In this article, we will examine the construct of the Sorted Linear Hash Table. Sorted Linear Hash Table is an expandable hash table data structure with fixed insertion cost. Two hash tables containing the same key-value pairs will have identical data traversal order, regardless of insertion order differences.
Hash table is a high performance data structure used for data look up. Key-value pairs can be inserted into the hash table, and given a key, its associated value can be very quickly retrieved.
A secondary function of the hash table is to produce the key-value pairs contained in the hash table sequentially. The traversal ordering refers to the sequence of key-value pairs that are returned.
For two hash tables containing identical key-value pairs, it seems intuitively that their traversal ordering should be identical. For hash tables to be used as values, stable traversal ordering is required. However, not all hash table implementations support stable traversal ordering.
A part of the definition of hash table involves hash function. A hash function maps a key to an integer. As key-value pairs are stored in array of buckets, this integer determines which bucket the key-value pair will be stored.
Commonly in a simple hash table implementation, the hash table bucket address is calculated as follows:
bucket_address = hash(key) % hash_table_size;
By taking the remainder of the hash table size, the bucket address is assured to never exceed the size of hash table. The bucket is represented by a linked list of key-value pairs.

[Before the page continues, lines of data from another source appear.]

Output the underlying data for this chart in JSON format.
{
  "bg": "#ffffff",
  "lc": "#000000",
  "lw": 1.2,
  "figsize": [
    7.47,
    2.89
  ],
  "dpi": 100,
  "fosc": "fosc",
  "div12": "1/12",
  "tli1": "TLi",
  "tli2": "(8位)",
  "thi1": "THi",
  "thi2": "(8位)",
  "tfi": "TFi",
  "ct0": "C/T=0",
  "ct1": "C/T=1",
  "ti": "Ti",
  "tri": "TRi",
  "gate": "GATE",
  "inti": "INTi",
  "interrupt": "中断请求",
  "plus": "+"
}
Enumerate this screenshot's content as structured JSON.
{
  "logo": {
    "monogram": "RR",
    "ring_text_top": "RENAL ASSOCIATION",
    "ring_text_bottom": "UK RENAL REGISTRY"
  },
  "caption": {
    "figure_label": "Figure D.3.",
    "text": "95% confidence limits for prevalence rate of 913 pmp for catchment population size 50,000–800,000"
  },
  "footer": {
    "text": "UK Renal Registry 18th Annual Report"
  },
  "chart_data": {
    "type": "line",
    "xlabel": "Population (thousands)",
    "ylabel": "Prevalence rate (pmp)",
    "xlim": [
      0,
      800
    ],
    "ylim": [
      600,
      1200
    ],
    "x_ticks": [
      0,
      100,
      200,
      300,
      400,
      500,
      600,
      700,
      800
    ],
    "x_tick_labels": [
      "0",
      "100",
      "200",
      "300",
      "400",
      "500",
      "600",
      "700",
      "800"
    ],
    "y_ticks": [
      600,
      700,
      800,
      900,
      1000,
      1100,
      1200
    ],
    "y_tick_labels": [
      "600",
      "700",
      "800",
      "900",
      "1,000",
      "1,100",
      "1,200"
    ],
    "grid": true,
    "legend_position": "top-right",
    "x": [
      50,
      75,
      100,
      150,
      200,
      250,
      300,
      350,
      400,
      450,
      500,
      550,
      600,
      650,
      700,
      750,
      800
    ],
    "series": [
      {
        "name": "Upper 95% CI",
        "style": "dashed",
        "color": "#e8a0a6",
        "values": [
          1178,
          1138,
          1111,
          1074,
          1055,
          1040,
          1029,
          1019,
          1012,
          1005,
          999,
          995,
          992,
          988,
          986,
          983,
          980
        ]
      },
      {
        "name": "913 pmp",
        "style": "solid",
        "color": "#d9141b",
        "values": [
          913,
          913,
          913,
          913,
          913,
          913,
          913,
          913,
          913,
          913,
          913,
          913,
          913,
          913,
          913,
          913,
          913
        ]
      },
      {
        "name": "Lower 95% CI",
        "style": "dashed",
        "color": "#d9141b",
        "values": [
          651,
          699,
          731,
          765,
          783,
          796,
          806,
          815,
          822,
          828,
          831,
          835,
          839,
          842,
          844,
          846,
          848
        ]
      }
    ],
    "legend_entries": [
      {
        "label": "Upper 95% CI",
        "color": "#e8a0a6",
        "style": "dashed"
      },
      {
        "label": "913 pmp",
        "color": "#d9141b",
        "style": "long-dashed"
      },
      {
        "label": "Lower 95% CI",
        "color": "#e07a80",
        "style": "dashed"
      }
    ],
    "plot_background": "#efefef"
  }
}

The simple hash table implementation does not have the capability to expand its table size. Each insertion will cause performance degradation as the table fills up. To avoid the performance degradation, the hash table will need to be expanded per each hash table insertion. The Sorted Linear Hash Table does this precisely.
Linear Hashing was originally developed by W. Litwin in 1980. Sorted Linear Hash Table is one version of Linear Hashing.
Recall earlier, key-value pairs are stored in an array of key-value lists. The key-value lists are often called 'buckets'. The array index is often mentioned as the 'bucket address'.
In Sorted Linear Hash Table, the bucket array size is always identical to the number of entries in the hash table. Therefore the average number of entries per bucket is expected to be 1.
Each insertion causes one new bucket added at the end of the array. Similarly each deletion causes one bucket to be removed at the end of the array.
The bucket array consists of two partitions, the front partition, and the expansion partition. The sizes of the front partition are always powers of 2. Some valid front partition sizes are 0, 1, 2, 4, 8, 16... If a hash table has 7 entries, the front partition size would 4, and the expansion partition size would be 3.
[ ] are front partition entries. ( ) are expansion partition entries. The arrow shows the direction for key-value entries splitting. [0] [1] Front partition size is 2. Expansion partition size is 0. /-------\ I V [0] [1] (2) Split from bucket 0 some entries to bucket 2. /-------\ I V [0] [1] (2) (3) Split from bucket 1 some entries to bucket 3. [0] [1] [2] [3] Double the front partition.
The bucket address calculation is performed as follows:
if (hash(key) % front_partition_size >= split_from_index) bucket_address = hash(key) % front_partition_size; else bucket_address = hash(key) % (2 * front_partition_size);
Looking at the detail of increasing hash table from size 2 to size 3 from the above graph, entries are split from bucket 0 to bucket 2. All entries in bucket 0 have the property that hash(key) mod 2 equals 0. Notice that if hash(key) mod 2 is 0, then hash(key) mod 4 must be either 0 or 2.
0 mod 4 = 0 2 mod 4 = 2 4 mod 4 = 0 6 mod 4 = 2 8 mod 4 = 0 ...
So as a result, about half entries remain in bucket 0, half entries are split off to bucket 2. This is how splitting works. For merging, the operation is the exact reverse of splitting.
Key-value entries inside a bucket are sorted by their key comparison relationship. This is where the name "Sorted Linear Hash Table" comes from.
The traversal operation consists of looking at each bucket in increasing order, then travel through each bucket by key sorted order. For keys that have well defined comparison functions, the Sorted Linear Hash Table will ensure there is only one traversal order for a set of keys.
Since Sorted Linear Hash Table uses front partition with power of 2 sizes, it is more vulnerable to bad hash function choices. The article Prime Double Hash Table mentions one example of a bad hash function implementation. Some good hash function construction methods are mentioned in the article Integer Hash Function. Hash function selection is important, as a bad choice can cause some collections to hash to only a few buckets. This condition is hard to detect as only some data sets would trigger the degenerate behavior.
A C++ implementation of the Sorted Linear Hash Table is in the Simple C++ Macro Library. To instantiate the macro to source code, use the macro processor located in the article called Simple C++ Macro Processor.
In this article, we presented the design of the Sorted Linear Hash Table. Sorted Linear Hash Table always produces an unique traversal ordering for a set of keys. Sorted Linear Hash Table is a general purpose hash table data structure with high performance, if the hash function used is of high quality.